In Sydney Mines there is a small concrete shack down on Lockman's beach that holds a whole treasure of history. For years in the early days of the nineteenth century there was a influx of people from the Continent of Europe to Canada and the United States. The communication between the two continents was very slow as it took over a week for the fastest liner to cross the Atlantic and air travel was non existent.

Some men had a dream of crossing

the ocean with a cable that would be capable of carrying verbal and coded messages from the European Continent of Europe to Canada. Men of vision decided to manufacturing a cable that would cross the Atlantic and Sydney Mines was to be the Canadian landing site.

A great ship was built. It was called the Great Eastern and was specifically designed to hold cables of huge length and able to drop the cable in a manner so as to have it safe passage on the ocean floor.The cable was manufactured and the ship built and laying the cable was a huge task with very difficult problems to be overcome as the cable was being laid. There was no mapping of the ocean floor and the mountain ranges were unknown as were the extreme depths.
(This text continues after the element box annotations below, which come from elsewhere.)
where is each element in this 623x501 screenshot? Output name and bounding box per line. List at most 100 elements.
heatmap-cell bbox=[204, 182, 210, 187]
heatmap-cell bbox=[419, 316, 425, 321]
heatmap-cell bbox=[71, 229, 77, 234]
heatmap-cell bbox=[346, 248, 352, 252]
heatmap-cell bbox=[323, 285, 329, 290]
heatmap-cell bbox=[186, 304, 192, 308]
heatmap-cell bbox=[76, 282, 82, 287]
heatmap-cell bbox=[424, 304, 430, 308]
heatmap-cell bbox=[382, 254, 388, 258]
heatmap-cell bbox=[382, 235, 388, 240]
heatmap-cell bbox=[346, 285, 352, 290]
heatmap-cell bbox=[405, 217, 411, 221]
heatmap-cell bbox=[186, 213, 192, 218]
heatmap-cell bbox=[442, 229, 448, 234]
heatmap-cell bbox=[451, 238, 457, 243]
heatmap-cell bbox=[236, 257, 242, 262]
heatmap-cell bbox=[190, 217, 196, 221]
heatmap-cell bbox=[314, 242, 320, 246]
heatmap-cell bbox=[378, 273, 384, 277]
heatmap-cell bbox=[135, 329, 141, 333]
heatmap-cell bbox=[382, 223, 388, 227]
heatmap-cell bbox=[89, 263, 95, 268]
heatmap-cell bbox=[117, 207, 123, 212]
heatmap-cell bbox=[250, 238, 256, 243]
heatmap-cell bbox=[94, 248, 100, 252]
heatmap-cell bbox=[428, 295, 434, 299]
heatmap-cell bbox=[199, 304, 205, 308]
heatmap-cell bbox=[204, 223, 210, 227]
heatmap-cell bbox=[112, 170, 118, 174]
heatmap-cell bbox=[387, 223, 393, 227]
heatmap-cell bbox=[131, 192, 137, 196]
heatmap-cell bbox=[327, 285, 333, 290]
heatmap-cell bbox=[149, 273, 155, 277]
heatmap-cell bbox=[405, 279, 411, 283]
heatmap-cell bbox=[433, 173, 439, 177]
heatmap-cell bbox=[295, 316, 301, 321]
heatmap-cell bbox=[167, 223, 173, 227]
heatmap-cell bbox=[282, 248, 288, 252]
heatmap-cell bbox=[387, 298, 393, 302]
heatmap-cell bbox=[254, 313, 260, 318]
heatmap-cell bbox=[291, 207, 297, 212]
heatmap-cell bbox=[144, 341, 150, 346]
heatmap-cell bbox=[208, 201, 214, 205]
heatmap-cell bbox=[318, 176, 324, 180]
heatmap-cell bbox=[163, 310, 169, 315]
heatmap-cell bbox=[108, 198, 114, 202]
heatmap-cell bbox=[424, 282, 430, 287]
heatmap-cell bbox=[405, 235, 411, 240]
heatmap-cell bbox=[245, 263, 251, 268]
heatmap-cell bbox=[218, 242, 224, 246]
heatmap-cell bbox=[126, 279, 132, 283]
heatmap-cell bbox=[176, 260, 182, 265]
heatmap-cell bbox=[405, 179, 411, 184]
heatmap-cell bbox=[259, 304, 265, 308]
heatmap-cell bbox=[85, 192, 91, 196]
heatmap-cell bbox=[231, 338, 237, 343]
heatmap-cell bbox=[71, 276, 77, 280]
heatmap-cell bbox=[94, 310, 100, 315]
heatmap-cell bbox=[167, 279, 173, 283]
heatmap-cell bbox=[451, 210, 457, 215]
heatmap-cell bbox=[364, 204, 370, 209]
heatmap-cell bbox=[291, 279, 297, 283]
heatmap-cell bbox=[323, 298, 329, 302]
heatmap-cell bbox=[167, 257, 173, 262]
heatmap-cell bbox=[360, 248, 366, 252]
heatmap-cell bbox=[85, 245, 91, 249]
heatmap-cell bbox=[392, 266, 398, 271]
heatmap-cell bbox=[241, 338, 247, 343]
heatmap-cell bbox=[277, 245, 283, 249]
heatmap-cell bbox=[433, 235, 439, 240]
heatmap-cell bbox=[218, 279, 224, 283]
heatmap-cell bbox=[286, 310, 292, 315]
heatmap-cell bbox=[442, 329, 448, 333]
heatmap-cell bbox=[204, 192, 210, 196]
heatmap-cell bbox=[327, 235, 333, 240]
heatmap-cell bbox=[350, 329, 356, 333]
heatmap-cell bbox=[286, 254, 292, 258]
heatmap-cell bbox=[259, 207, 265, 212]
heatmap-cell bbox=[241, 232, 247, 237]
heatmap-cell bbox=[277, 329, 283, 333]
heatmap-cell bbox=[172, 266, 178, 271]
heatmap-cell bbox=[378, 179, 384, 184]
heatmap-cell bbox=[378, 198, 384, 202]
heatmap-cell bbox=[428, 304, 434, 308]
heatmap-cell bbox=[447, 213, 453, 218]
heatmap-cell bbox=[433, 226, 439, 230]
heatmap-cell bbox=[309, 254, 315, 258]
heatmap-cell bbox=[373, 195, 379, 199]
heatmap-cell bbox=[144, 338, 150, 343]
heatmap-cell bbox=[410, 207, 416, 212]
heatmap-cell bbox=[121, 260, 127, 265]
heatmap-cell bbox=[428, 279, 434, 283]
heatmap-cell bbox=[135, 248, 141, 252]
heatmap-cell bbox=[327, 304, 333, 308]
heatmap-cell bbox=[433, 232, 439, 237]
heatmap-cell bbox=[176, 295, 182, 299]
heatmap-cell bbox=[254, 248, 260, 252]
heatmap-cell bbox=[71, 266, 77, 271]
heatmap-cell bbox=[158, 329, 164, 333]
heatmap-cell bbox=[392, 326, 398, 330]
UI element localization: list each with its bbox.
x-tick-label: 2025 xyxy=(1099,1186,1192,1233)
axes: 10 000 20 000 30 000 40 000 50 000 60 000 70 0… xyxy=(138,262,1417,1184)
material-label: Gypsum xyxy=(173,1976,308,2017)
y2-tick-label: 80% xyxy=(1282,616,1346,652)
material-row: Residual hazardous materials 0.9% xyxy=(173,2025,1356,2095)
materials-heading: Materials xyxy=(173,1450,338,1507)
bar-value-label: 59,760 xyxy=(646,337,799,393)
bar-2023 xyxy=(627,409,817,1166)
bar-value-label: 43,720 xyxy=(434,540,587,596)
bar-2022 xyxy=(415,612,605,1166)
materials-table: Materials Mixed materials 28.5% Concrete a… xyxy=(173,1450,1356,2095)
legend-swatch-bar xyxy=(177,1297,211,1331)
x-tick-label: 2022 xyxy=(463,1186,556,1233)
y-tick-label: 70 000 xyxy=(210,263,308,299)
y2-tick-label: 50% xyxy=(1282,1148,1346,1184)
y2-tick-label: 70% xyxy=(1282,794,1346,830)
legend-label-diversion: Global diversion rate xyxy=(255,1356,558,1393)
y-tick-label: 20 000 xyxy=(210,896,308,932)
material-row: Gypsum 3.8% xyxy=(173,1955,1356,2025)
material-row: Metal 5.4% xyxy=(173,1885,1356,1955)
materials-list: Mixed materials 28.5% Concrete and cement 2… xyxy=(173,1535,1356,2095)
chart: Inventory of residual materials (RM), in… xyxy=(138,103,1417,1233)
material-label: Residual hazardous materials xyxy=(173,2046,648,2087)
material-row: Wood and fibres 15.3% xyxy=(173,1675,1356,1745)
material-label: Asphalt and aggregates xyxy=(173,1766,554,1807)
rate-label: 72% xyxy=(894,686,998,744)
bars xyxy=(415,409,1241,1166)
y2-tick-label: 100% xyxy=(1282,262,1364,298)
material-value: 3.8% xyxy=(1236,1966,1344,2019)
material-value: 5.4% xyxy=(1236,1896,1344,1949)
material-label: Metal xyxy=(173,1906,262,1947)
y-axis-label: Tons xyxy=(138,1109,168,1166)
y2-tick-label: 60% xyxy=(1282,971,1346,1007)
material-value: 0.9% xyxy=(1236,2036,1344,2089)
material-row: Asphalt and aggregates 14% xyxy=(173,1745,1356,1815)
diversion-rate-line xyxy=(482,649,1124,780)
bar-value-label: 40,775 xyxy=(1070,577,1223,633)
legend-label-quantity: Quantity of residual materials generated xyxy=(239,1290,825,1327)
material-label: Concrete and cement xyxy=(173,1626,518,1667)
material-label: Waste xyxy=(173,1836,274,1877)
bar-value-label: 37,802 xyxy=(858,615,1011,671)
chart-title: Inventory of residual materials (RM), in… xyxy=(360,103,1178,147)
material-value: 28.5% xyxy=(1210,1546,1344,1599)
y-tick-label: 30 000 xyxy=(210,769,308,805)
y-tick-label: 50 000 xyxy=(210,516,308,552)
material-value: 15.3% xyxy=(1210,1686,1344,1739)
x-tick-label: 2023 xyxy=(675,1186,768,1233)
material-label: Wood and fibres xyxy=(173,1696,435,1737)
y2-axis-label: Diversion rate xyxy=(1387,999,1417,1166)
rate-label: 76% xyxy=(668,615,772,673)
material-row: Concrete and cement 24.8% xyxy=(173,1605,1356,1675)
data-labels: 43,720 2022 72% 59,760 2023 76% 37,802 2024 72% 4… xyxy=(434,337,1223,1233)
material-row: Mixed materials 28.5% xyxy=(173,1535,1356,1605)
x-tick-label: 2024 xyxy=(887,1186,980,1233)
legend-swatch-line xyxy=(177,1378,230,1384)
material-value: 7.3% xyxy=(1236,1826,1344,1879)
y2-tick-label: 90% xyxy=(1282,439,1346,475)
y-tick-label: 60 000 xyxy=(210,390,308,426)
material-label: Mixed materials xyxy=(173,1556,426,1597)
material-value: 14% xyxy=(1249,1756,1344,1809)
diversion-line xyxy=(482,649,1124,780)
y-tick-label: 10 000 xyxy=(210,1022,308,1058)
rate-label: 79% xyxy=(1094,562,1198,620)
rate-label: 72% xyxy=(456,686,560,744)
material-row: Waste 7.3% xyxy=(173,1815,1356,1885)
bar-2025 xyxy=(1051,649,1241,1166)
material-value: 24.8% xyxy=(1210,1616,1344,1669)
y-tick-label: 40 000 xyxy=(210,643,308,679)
The men and their ship began the task and succeeded when many said it could not be done. The Great Eastern showed up on the shore of Cape Breton on time and anchored in the mouth of the harbour. A magnificent, standing tall out of the water as it's load had been deposited along the way across the ocean. The last piece of the cable was brought ashore and anchored in a small secure building. This feat was a wonder of the world at the time and shortly after the cable was put into service we had a secure, fast communication cable with Europe.

It caused a revolution in the communication industry but Cape Breton was by-passed as the cable was pushed forward on land to large centers and the landing site was only a shack on the beach. Years later the cable was not used and better ways of communication were ried. As a child I saw the destruction of this historic site and people dug up the huge cable for scrap . There was no thought of making this site a historic place. There is not even a plaque to remember the historic event.

My father and Grandfather lived not one hundred meters from this site and never spoke of the event to me as a child.